NORMAN — The plan to restore local control to cities and towns regarding tobacco use in public places came close to passage in the state legislature in 2012. It will likely get closer this year as Gov. Mary Falllin’s backing of the measure is gaining support statewide.
This week, the Oklahoma State Alliance of YMCAs came out in support of the legislation as did Oklahoma City Mayor Mick Cornett. Ten cities and towns — none in Cleveland County — have passed resolutions in support of the changes.
The change would allow cities and towns to pass laws regarding tobacco use that are more restrictive than state laws. Currently, state law takes precedence. Cities that want to further restrict smoking in businesses, restaurants, bars and other public areas are kept from doing so.

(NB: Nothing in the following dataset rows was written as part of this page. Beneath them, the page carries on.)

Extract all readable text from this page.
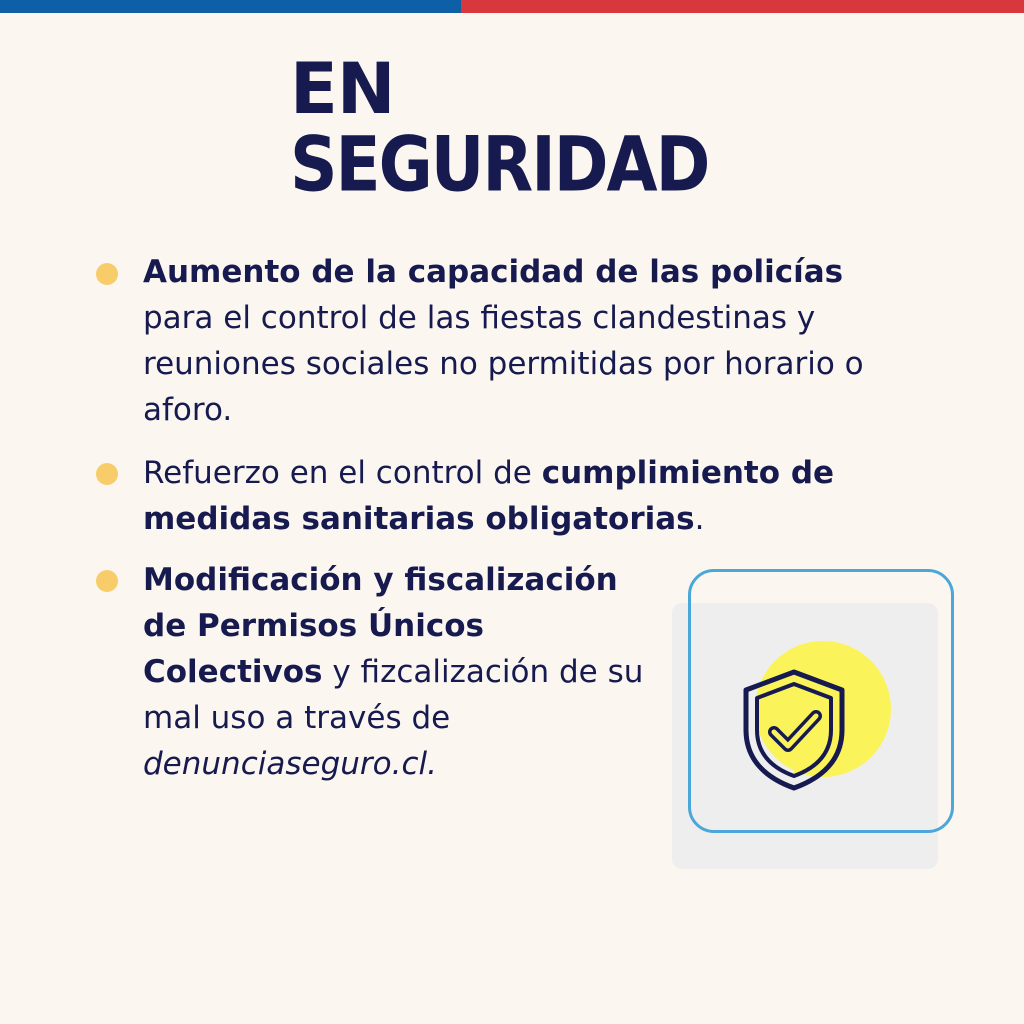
EN
SEGURIDAD

Aumento de la capacidad de las policías para el control de las fiestas clandestinas y reuniones sociales no permitidas por horario o aforo.

Refuerzo en el control de cumplimiento de medidas sanitarias obligatorias.

Modificación y fiscalización de Permisos Únicos Colectivos y fizcalización de su mal uso a través de denunciaseguro.cl.
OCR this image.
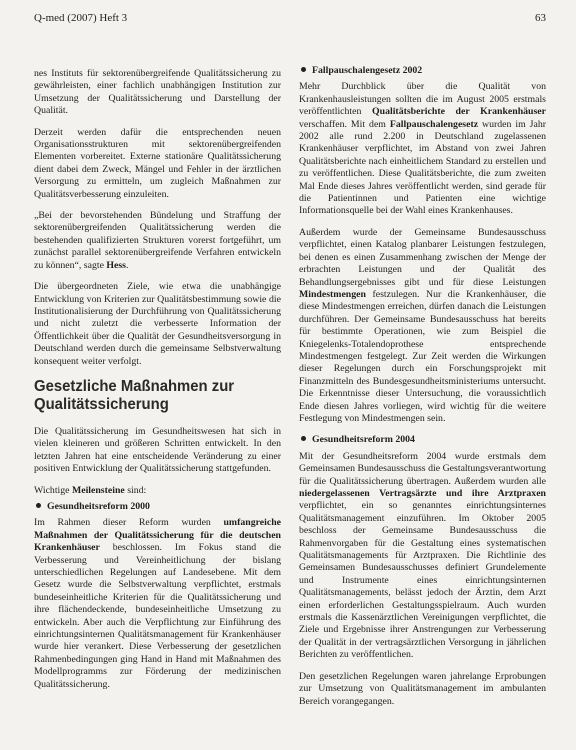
Q-med (2007) Heft 3	63

nes Instituts für sektorenübergreifende Qualitätssicherung zu gewährleisten, einer fachlich unabhängigen Institution zur Umsetzung der Qualitätssicherung und Darstellung der Qualität.

Derzeit werden dafür die entsprechenden neuen Organisationsstrukturen mit sektorenübergreifenden Elementen vorbereitet. Externe stationäre Qualitätssicherung dient dabei dem Zweck, Mängel und Fehler in der ärztlichen Versorgung zu ermitteln, um zugleich Maßnahmen zur Qualitätsverbesserung einzuleiten.

„Bei der bevorstehenden Bündelung und Straffung der sektorenübergreifenden Qualitätssicherung werden die bestehenden qualifizierten Strukturen vorerst fortgeführt, um zunächst parallel sektorenübergreifende Verfahren entwickeln zu können“, sagte Hess.

Die übergeordneten Ziele, wie etwa die unabhängige Entwicklung von Kriterien zur Qualitätsbestimmung sowie die Institutionalisierung der Durchführung von Qualitätssicherung und nicht zuletzt die verbesserte Information der Öffentlichkeit über die Qualität der Gesundheitsversorgung in Deutschland werden durch die gemeinsame Selbstverwaltung konsequent weiter verfolgt.

Gesetzliche Maßnahmen zur Qualitätssicherung

Die Qualitätssicherung im Gesundheitswesen hat sich in vielen kleineren und größeren Schritten entwickelt. In den letzten Jahren hat eine entscheidende Veränderung zu einer positiven Entwicklung der Qualitätssicherung stattgefunden.

Wichtige Meilensteine sind:

Gesundheitsreform 2000

Im Rahmen dieser Reform wurden umfangreiche Maßnahmen der Qualitätssicherung für die deutschen Krankenhäuser beschlossen. Im Fokus stand die Verbesserung und Vereinheitlichung der bislang unterschiedlichen Regelungen auf Landesebene. Mit dem Gesetz wurde die Selbstverwaltung verpflichtet, erstmals bundeseinheitliche Kriterien für die Qualitätssicherung und ihre flächendeckende, bundeseinheitliche Umsetzung zu entwickeln. Aber auch die Verpflichtung zur Einführung des einrichtungsinternen Qualitätsmanagement für Krankenhäuser wurde hier verankert. Diese Verbesserung der gesetzlichen Rahmenbedingungen ging Hand in Hand mit Maßnahmen des Modellprogramms zur Förderung der medizinischen Qualitätssicherung.

Fallpauschalengesetz 2002

Mehr Durchblick über die Qualität von Krankenhausleistungen sollten die im August 2005 erstmals veröffentlichten Qualitätsberichte der Krankenhäuser verschaffen. Mit dem Fallpauschalengesetz wurden im Jahr 2002 alle rund 2.200 in Deutschland zugelassenen Krankenhäuser verpflichtet, im Abstand von zwei Jahren Qualitätsberichte nach einheitlichem Standard zu erstellen und zu veröffentlichen. Diese Qualitätsberichte, die zum zweiten Mal Ende dieses Jahres veröffentlicht werden, sind gerade für die Patientinnen und Patienten eine wichtige Informationsquelle bei der Wahl eines Krankenhauses.

Außerdem wurde der Gemeinsame Bundesausschuss verpflichtet, einen Katalog planbarer Leistungen festzulegen, bei denen es einen Zusammenhang zwischen der Menge der erbrachten Leistungen und der Qualität des Behandlungsergebnisses gibt und für diese Leistungen Mindestmengen festzulegen. Nur die Krankenhäuser, die diese Mindestmengen erreichen, dürfen danach die Leistungen durchführen. Der Gemeinsame Bundesausschuss hat bereits für bestimmte Operationen, wie zum Beispiel die Kniegelenks-Totalendoprothese entsprechende Mindestmengen festgelegt. Zur Zeit werden die Wirkungen dieser Regelungen durch ein Forschungsprojekt mit Finanzmitteln des Bundesgesundheitsministeriums untersucht. Die Erkenntnisse dieser Untersuchung, die voraussichtlich Ende diesen Jahres vorliegen, wird wichtig für die weitere Festlegung von Mindestmengen sein.

Gesundheitsreform 2004

Mit der Gesundheitsreform 2004 wurde erstmals dem Gemeinsamen Bundesausschuss die Gestaltungsverantwortung für die Qualitätssicherung übertragen. Außerdem wurden alle niedergelassenen Vertragsärzte und ihre Arztpraxen verpflichtet, ein so genanntes einrichtungsinternes Qualitätsmanagement einzuführen. Im Oktober 2005 beschloss der Gemeinsame Bundesausschuss die Rahmenvorgaben für die Gestaltung eines systematischen Qualitätsmanagements für Arztpraxen. Die Richtlinie des Gemeinsamen Bundesausschusses definiert Grundelemente und Instrumente eines einrichtungsinternen Qualitätsmanagements, belässt jedoch der Ärztin, dem Arzt einen erforderlichen Gestaltungsspielraum. Auch wurden erstmals die Kassenärztlichen Vereinigungen verpflichtet, die Ziele und Ergebnisse ihrer Anstrengungen zur Verbesserung der Qualität in der vertragsärztlichen Versorgung in jährlichen Berichten zu veröffentlichen.

Den gesetzlichen Regelungen waren jahrelange Erprobungen zur Umsetzung von Qualitätsmanagement im ambulanten Bereich vorangegangen.
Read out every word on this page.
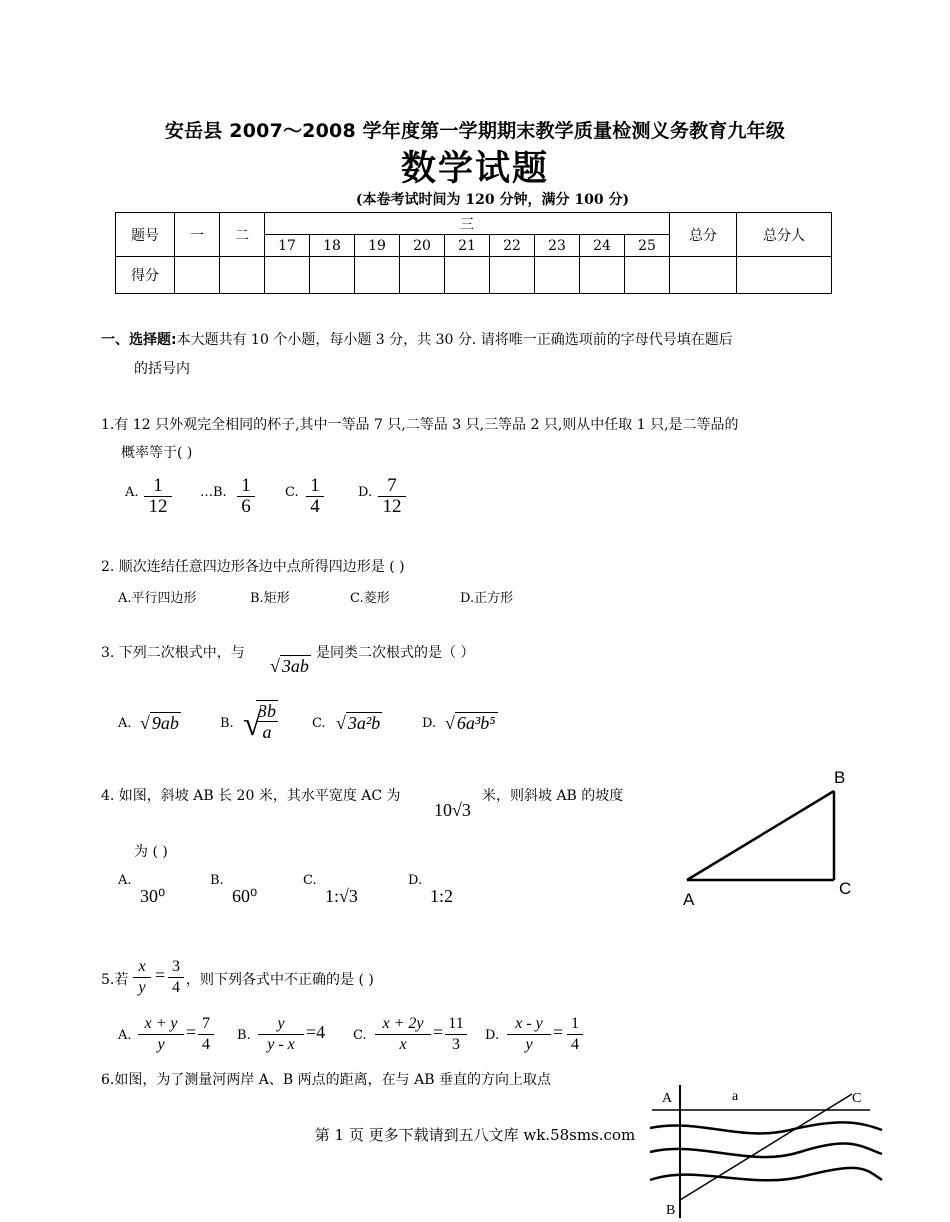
安岳县 2007～2008 学年度第一学期期末教学质量检测义务教育九年级
数学试题
(本卷考试时间为 120 分钟，满分 100 分)
题号	一	二	三									总分	总分人
			17	18	19	20	21	22	23	24	25		
得分													
一、选择题:本大题共有 10 个小题，每小题 3 分，共 30 分. 请将唯一正确选项前的字母代号填在题后
的括号内
1.有 12 只外观完全相同的杯子,其中一等品 7 只,二等品 3 只,三等品 2 只,则从中任取 1 只,是二等品的
概率等于( )
A. $\frac{1}{12}$ …B. $\frac{1}{6} C$. $\frac{1}{4}$	D. $\frac{7}{12}$
2. 顺次连结任意四边形各边中点所得四边形是 ( )
A.平行四边形	B.矩形	C.菱形	D.正方形
3. 下列二次根式中，与
√ 3ab
是同类二次根式的是（ ）
A. √ 9ab	B. √
$\frac{3b}{a}$	C. √ 3a²b	D. √ 6a³b⁵
4. 如图，斜坡 AB 长 20 米，其水平宽度 AC 为
10√3
米，则斜坡 AB 的坡度
为 ( )
A.
30⁰
B.
60⁰
C.
1:√3
D.
1:2
B
A
C
5.若 $\frac{x}{y} = \frac{3}{4}$ ，则下列各式中不正确的是 ( )
A. $\frac{x + y}{y} = \frac{7}{4} B$. $\frac{y}{y - x} =4$ C. $\frac{x + 2y}{x} = \frac{11}{3} D$. $\frac{x - y}{y} = \frac{1}{4}$
6.如图，为了测量河两岸 A、B 两点的距离，在与 AB 垂直的方向上取点
A	a	C
B
第 1 页 更多下载请到五八文库 wk.58sms.com
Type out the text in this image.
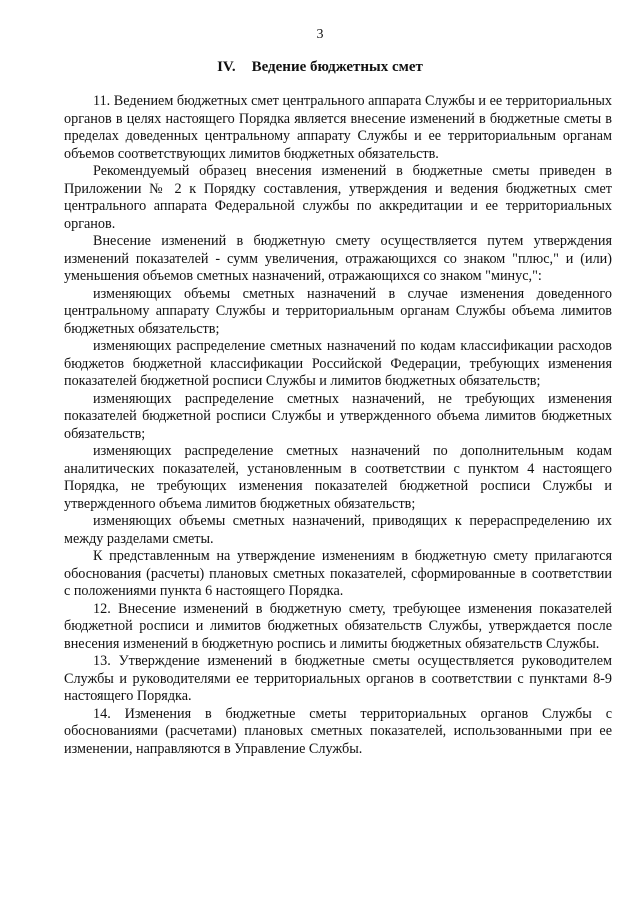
3
IV. Ведение бюджетных смет

11. Ведением бюджетных смет центрального аппарата Службы и ее территориальных органов в целях настоящего Порядка является внесение изменений в бюджетные сметы в пределах доведенных центральному аппарату Службы и ее территориальным органам объемов соответствующих лимитов бюджетных обязательств.

Рекомендуемый образец внесения изменений в бюджетные сметы приведен в Приложении № 2 к Порядку составления, утверждения и ведения бюджетных смет центрального аппарата Федеральной службы по аккредитации и ее территориальных органов.

Внесение изменений в бюджетную смету осуществляется путем утверждения изменений показателей - сумм увеличения, отражающихся со знаком "плюс," и (или) уменьшения объемов сметных назначений, отражающихся со знаком "минус,":

изменяющих объемы сметных назначений в случае изменения доведенного центральному аппарату Службы и территориальным органам Службы объема лимитов бюджетных обязательств;

изменяющих распределение сметных назначений по кодам классификации расходов бюджетов бюджетной классификации Российской Федерации, требующих изменения показателей бюджетной росписи Службы и лимитов бюджетных обязательств;

изменяющих распределение сметных назначений, не требующих изменения показателей бюджетной росписи Службы и утвержденного объема лимитов бюджетных обязательств;

изменяющих распределение сметных назначений по дополнительным кодам аналитических показателей, установленным в соответствии с пунктом 4 настоящего Порядка, не требующих изменения показателей бюджетной росписи Службы и утвержденного объема лимитов бюджетных обязательств;

изменяющих объемы сметных назначений, приводящих к перераспределению их между разделами сметы.

К представленным на утверждение изменениям в бюджетную смету прилагаются обоснования (расчеты) плановых сметных показателей, сформированные в соответствии с положениями пункта 6 настоящего Порядка.

12. Внесение изменений в бюджетную смету, требующее изменения показателей бюджетной росписи и лимитов бюджетных обязательств Службы, утверждается после внесения изменений в бюджетную роспись и лимиты бюджетных обязательств Службы.

13. Утверждение изменений в бюджетные сметы осуществляется руководителем Службы и руководителями ее территориальных органов в соответствии с пунктами 8-9 настоящего Порядка.

14. Изменения в бюджетные сметы территориальных органов Службы с обоснованиями (расчетами) плановых сметных показателей, использованными при ее изменении, направляются в Управление Службы.
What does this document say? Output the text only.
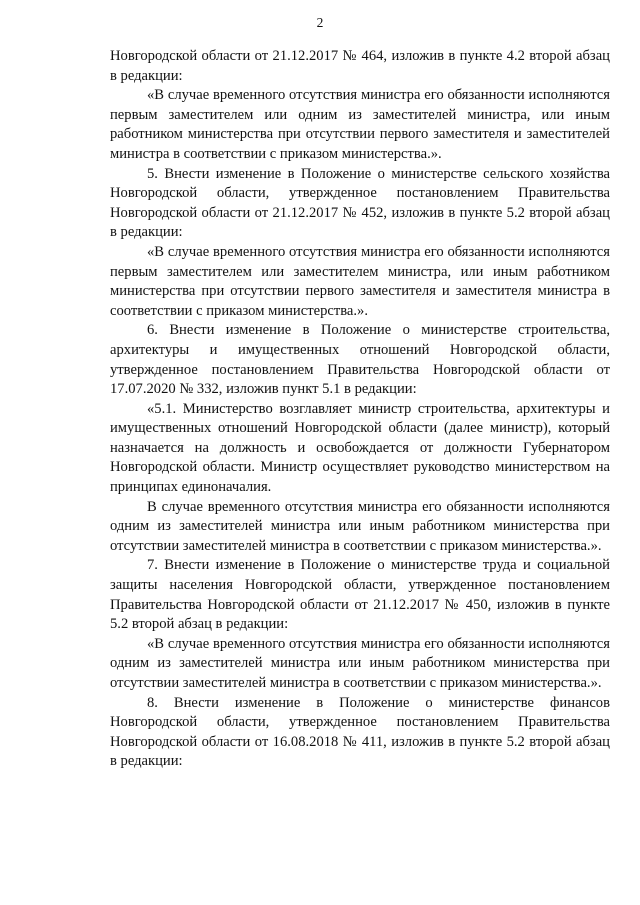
2

Новгородской области от 21.12.2017 № 464, изложив в пункте 4.2 второй абзац в редакции:

«В случае временного отсутствия министра его обязанности исполняются первым заместителем или одним из заместителей министра, или иным работником министерства при отсутствии первого заместителя и заместителей министра в соответствии с приказом министерства.».

5. Внести изменение в Положение о министерстве сельского хозяйства Новгородской области, утвержденное постановлением Правительства Новгородской области от 21.12.2017 № 452, изложив в пункте 5.2 второй абзац в редакции:

«В случае временного отсутствия министра его обязанности исполняются первым заместителем или заместителем министра, или иным работником министерства при отсутствии первого заместителя и заместителя министра в соответствии с приказом министерства.».

6. Внести изменение в Положение о министерстве строительства, архитектуры и имущественных отношений Новгородской области, утвержденное постановлением Правительства Новгородской области от 17.07.2020 № 332, изложив пункт 5.1 в редакции:

«5.1. Министерство возглавляет министр строительства, архитектуры и имущественных отношений Новгородской области (далее министр), который назначается на должность и освобождается от должности Губернатором Новгородской области. Министр осуществляет руководство министерством на принципах единоначалия.

В случае временного отсутствия министра его обязанности исполняются одним из заместителей министра или иным работником министерства при отсутствии заместителей министра в соответствии с приказом министерства.».

7. Внести изменение в Положение о министерстве труда и социальной защиты населения Новгородской области, утвержденное постановлением Правительства Новгородской области от 21.12.2017 № 450, изложив в пункте 5.2 второй абзац в редакции:

«В случае временного отсутствия министра его обязанности исполняются одним из заместителей министра или иным работником министерства при отсутствии заместителей министра в соответствии с приказом министерства.».

8. Внести изменение в Положение о министерстве финансов Новгородской области, утвержденное постановлением Правительства Новгородской области от 16.08.2018 № 411, изложив в пункте 5.2 второй абзац в редакции:
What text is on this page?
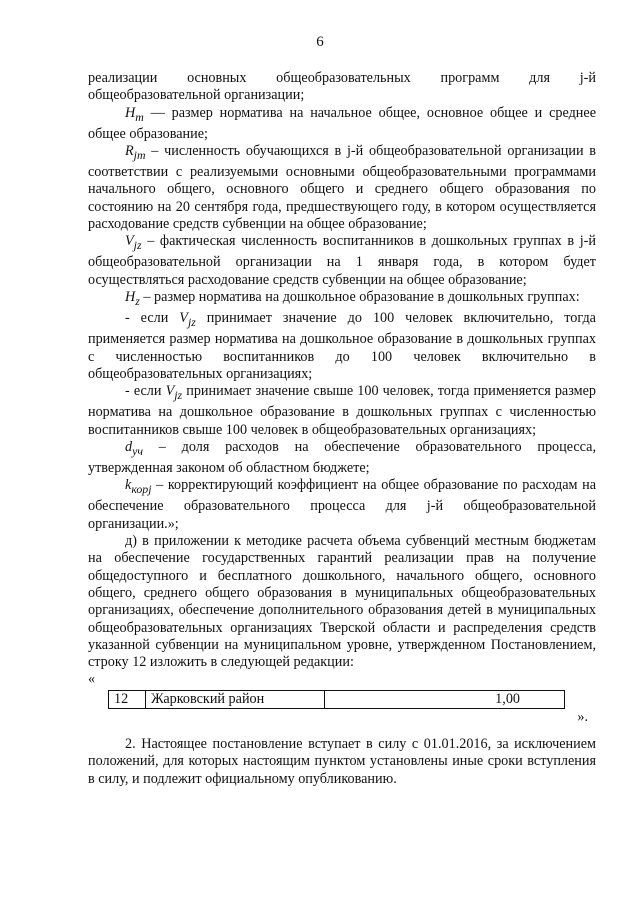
6

реализации основных общеобразовательных программ для j-й общеобразовательной организации;

$Н_m$ — размер норматива на начальное общее, основное общее и среднее общее образование;

$R_{jm}$ – численность обучающихся в j-й общеобразовательной организации в соответствии с реализуемыми основными общеобразовательными программами начального общего, основного общего и среднего общего образования по состоянию на 20 сентября года, предшествующего году, в котором осуществляется расходование средств субвенции на общее образование;

$V_{jz}$ – фактическая численность воспитанников в дошкольных группах в j-й общеобразовательной организации на 1 января года, в котором будет осуществляться расходование средств субвенции на общее образование;

$Н_z$ – размер норматива на дошкольное образование в дошкольных группах:

- если $V_{jz}$ принимает значение до 100 человек включительно, тогда применяется размер норматива на дошкольное образование в дошкольных группах с численностью воспитанников до 100 человек включительно в общеобразовательных организациях;

- если $V_{jz}$ принимает значение свыше 100 человек, тогда применяется размер норматива на дошкольное образование в дошкольных группах с численностью воспитанников свыше 100 человек в общеобразовательных организациях;

$d_{уч}$ – доля расходов на обеспечение образовательного процесса, утвержденная законом об областном бюджете;

$k_{корj}$ – корректирующий коэффициент на общее образование по расходам на обеспечение образовательного процесса для j-й общеобразовательной организации.»;

д) в приложении к методике расчета объема субвенций местным бюджетам на обеспечение государственных гарантий реализации прав на получение общедоступного и бесплатного дошкольного, начального общего, основного общего, среднего общего образования в муниципальных общеобразовательных организациях, обеспечение дополнительного образования детей в муниципальных общеобразовательных организациях Тверской области и распределения средств указанной субвенции на муниципальном уровне, утвержденном Постановлением, строку 12 изложить в следующей редакции:

«

12	Жарковский район	1,00

».

2. Настоящее постановление вступает в силу с 01.01.2016, за исключением положений, для которых настоящим пунктом установлены иные сроки вступления в силу, и подлежит официальному опубликованию.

States that have passed locals laws and ordinances have experienced a decline in tobacco use rates and have saved millions of dollars and thousands of lives. The Oklahoma State Board of Health and TSET Board of Directors also have passed resolutions in support of restoring local rights that allow cities to pass smokefree workplace ordinances.
Chief opponents of any change are convenience store chains that don’t want to deal with a multitude of laws as they operate in various communities. The support of the YMCAs is part of the organization’s embracing Health People 2020, a federal initiative to create a healthier America. A specific goal is to decrease the number of children who begin to use tobacco.
The Oklahoma State Board of Health and TSET Board of Directors also have passed resolutions in support of restoring local rights that allow cities to pass smokefree workplace ordinances.